David Zimmerman, The Sandbox. Soho, 2010.
Jeez, your reviews are incredible, Peter! I feel compelled to read this one and did not know about it until now either. Interesting afternote as well, but for god sake, shiny boots? Wonder if he had interviewed anyone or used any primary source material v all secondary source b/c a mistake like that would lead one to believe the latter, which would make it seem a pretty strong feat that he got as much as he did right. Shall soon see. I’ve also read a novel by a vet who no doubt knows better, using very Arabic sounding made-up names in Afghanistan, made me twitch.
Re your film review a while back, how could Ang Lee get Billy Lynn so wrong? Ang Lee… and Billy Lynn. So disappointing. I will say it seemed like a strange match in the first place.

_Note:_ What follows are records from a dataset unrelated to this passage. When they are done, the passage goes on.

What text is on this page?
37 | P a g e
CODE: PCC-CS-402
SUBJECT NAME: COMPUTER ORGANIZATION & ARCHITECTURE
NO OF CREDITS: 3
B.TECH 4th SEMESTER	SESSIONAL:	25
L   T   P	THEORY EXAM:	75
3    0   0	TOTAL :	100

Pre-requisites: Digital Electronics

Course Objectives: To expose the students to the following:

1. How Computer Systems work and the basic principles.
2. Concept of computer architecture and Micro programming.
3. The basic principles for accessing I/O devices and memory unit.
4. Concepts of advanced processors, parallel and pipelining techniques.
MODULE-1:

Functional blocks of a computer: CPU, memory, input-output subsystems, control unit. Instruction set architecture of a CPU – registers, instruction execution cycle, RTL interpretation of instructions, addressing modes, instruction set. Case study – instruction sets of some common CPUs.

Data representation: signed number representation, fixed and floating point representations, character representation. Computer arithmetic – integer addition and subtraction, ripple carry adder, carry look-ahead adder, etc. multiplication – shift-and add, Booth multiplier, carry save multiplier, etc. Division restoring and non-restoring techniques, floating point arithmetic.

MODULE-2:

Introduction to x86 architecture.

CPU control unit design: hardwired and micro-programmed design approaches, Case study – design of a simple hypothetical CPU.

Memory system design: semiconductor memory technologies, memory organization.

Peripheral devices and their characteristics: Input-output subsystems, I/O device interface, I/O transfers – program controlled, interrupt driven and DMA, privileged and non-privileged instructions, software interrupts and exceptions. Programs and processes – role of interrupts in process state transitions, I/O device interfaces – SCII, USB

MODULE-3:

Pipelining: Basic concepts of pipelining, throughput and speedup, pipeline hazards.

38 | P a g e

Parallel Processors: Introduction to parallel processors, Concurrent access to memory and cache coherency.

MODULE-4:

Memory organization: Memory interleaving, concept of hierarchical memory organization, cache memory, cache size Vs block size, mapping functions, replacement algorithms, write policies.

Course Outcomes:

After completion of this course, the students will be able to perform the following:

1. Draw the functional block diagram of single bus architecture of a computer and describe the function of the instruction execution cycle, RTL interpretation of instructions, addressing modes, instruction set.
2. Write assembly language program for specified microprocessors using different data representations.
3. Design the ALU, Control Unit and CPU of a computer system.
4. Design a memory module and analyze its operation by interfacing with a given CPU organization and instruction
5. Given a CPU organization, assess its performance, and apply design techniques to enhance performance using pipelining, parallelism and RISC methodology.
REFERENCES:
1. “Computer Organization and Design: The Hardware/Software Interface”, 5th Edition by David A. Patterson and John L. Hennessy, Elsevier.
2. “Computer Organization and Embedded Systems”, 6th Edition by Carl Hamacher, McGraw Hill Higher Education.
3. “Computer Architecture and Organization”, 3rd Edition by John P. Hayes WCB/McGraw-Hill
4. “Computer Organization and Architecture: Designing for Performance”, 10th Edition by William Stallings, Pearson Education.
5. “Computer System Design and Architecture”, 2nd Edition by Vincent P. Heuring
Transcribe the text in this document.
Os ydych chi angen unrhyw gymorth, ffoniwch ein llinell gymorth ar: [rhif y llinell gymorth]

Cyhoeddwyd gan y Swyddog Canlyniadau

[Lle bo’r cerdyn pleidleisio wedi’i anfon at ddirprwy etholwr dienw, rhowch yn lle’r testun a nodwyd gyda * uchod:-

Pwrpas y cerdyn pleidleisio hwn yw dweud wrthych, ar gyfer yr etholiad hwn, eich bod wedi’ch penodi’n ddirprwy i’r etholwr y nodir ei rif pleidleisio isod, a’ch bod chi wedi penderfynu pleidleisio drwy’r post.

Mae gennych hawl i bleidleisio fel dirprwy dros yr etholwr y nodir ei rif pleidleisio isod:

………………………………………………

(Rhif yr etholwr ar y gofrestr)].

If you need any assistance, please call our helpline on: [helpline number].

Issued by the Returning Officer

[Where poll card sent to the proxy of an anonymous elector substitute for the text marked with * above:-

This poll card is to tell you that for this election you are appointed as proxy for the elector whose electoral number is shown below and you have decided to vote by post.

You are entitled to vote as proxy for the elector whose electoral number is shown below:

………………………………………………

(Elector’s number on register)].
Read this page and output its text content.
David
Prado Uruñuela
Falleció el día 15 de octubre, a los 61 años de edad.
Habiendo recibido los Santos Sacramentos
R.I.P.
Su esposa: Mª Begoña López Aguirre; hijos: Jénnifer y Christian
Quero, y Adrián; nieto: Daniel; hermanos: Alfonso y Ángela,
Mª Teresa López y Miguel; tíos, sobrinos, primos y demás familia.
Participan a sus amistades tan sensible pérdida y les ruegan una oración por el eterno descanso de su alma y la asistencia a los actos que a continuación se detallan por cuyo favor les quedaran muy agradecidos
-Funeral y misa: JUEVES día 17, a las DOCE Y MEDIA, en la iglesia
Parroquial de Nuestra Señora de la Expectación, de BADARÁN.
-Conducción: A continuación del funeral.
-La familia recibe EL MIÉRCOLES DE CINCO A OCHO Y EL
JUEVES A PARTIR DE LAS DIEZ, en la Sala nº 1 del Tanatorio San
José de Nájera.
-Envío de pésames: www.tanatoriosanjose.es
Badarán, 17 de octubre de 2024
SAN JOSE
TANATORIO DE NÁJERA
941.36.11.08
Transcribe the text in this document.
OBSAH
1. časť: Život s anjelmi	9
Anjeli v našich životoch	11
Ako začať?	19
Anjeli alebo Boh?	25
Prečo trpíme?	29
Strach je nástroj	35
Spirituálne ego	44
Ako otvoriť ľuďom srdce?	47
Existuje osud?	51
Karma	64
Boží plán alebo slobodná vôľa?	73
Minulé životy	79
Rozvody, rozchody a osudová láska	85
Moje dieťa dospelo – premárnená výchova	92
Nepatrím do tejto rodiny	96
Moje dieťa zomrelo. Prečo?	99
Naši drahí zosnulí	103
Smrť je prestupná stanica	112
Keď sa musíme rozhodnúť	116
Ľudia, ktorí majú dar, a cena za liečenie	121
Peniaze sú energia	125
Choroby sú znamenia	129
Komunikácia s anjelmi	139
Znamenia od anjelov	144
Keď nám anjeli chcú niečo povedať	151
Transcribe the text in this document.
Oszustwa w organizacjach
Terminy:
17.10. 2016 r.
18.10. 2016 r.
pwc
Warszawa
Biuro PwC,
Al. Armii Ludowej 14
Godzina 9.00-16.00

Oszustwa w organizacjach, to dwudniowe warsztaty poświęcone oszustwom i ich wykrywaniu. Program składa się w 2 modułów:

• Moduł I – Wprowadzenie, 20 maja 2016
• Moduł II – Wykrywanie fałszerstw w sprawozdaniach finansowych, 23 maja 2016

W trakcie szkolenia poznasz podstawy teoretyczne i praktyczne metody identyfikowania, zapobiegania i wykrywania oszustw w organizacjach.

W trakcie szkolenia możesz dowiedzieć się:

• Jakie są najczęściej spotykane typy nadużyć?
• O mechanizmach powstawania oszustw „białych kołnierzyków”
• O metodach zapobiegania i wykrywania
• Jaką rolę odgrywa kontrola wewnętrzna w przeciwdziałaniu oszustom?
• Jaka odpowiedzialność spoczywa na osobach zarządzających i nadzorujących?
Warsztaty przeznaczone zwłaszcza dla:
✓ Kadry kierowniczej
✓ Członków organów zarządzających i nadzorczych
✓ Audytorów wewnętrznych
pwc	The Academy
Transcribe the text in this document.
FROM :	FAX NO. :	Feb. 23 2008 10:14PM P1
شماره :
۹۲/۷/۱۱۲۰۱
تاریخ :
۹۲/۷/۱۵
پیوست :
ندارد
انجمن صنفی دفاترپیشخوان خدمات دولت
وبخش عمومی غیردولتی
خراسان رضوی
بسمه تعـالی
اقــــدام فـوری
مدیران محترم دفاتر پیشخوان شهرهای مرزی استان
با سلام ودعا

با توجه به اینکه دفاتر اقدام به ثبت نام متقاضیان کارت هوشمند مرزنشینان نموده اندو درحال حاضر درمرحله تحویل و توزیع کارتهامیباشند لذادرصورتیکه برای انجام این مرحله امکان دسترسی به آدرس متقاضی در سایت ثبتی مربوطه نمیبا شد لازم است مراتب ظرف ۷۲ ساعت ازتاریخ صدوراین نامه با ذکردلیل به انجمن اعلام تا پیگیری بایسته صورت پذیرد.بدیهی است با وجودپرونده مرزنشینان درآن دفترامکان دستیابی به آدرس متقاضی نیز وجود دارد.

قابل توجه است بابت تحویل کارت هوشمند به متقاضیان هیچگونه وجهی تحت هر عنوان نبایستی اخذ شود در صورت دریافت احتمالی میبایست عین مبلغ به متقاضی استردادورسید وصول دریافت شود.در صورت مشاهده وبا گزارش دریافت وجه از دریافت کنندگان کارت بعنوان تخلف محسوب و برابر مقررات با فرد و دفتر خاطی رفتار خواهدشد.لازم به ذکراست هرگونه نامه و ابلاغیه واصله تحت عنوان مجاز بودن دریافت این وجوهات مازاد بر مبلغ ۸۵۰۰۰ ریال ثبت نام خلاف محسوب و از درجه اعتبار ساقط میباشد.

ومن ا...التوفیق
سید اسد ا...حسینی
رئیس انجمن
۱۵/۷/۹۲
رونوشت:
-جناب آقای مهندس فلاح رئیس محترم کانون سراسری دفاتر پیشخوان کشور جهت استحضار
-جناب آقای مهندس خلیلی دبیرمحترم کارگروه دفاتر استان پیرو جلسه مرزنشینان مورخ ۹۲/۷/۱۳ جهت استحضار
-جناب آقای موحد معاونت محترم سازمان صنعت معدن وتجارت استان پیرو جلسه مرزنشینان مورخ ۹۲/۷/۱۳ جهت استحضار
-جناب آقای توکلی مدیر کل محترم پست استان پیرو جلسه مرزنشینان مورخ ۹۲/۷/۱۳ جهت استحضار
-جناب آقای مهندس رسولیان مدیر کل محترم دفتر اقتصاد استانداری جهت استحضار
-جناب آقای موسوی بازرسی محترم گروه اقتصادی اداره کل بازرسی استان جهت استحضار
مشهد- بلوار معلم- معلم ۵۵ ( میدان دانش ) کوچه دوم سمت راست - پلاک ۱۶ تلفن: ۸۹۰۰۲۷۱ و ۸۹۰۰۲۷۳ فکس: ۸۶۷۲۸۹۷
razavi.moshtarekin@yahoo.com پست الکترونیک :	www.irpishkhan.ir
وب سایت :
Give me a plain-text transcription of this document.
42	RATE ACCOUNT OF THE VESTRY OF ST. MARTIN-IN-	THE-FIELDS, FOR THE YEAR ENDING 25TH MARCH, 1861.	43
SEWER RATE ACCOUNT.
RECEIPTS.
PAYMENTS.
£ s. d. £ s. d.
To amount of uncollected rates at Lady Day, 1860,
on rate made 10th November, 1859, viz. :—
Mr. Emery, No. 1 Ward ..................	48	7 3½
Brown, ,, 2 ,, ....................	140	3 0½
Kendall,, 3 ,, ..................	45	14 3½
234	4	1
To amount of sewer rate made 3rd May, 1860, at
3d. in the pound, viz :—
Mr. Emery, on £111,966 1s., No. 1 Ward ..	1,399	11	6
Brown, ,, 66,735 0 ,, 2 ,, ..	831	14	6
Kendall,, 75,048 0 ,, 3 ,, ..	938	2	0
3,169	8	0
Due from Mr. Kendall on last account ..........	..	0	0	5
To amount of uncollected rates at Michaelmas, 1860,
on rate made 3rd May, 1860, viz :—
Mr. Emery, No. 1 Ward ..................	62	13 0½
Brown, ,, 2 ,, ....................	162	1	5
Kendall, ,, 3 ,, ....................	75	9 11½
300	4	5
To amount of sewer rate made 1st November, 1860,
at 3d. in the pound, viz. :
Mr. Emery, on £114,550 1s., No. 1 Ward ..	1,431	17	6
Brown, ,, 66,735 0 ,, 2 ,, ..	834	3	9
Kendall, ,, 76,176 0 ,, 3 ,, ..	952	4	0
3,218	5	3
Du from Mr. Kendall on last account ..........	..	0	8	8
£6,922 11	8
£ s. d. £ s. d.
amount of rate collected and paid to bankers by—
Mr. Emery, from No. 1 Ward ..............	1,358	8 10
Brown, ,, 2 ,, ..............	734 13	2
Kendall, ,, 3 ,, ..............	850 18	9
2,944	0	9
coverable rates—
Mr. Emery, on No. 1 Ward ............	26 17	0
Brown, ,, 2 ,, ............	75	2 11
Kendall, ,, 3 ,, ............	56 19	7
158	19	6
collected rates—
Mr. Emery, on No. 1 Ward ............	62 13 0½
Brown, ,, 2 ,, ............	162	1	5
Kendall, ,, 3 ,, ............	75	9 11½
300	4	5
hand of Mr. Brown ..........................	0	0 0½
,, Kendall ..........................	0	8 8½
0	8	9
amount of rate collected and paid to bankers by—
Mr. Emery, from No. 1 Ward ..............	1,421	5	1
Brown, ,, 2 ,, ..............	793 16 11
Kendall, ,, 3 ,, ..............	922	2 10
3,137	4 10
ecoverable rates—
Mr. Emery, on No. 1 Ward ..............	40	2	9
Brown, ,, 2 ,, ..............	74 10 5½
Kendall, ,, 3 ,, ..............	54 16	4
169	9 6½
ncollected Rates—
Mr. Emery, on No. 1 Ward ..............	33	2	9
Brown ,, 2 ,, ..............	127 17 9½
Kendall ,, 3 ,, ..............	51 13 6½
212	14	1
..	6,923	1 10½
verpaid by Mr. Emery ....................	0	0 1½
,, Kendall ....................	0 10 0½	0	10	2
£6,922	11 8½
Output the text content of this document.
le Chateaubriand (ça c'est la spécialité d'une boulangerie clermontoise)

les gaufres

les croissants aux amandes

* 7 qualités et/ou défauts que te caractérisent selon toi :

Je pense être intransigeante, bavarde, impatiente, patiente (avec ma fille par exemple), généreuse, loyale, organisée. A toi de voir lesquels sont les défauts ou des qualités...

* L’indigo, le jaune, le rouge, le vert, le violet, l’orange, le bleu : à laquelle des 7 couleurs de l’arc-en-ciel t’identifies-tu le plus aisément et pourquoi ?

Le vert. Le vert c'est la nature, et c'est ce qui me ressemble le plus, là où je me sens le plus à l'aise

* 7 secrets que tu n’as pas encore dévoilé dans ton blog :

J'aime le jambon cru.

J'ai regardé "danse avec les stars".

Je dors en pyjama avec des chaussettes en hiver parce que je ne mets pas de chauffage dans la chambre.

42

Zimmerman in the interview I link to reports basing Durrant on of his veteran-students and also obsessing over military details–which makes the bit about the boots so weird. It’s almost as if he planted a deliberate mistake, as in the old days when supposedly Hollywood deliberately portrayed uniform errors in war movies to throw off would-be spies who might copy them. Agree also with Ang Lee and Billy Lynn–count me among the disappointed.
Pete, I too had never heard of this book, but I am glad it exists. For me, it fills a confusing gap in the chronology of Iraq war writing. Thanks for the review.
Jim, The Sandbox is not a bad read, and definitely deserves recognition and credit.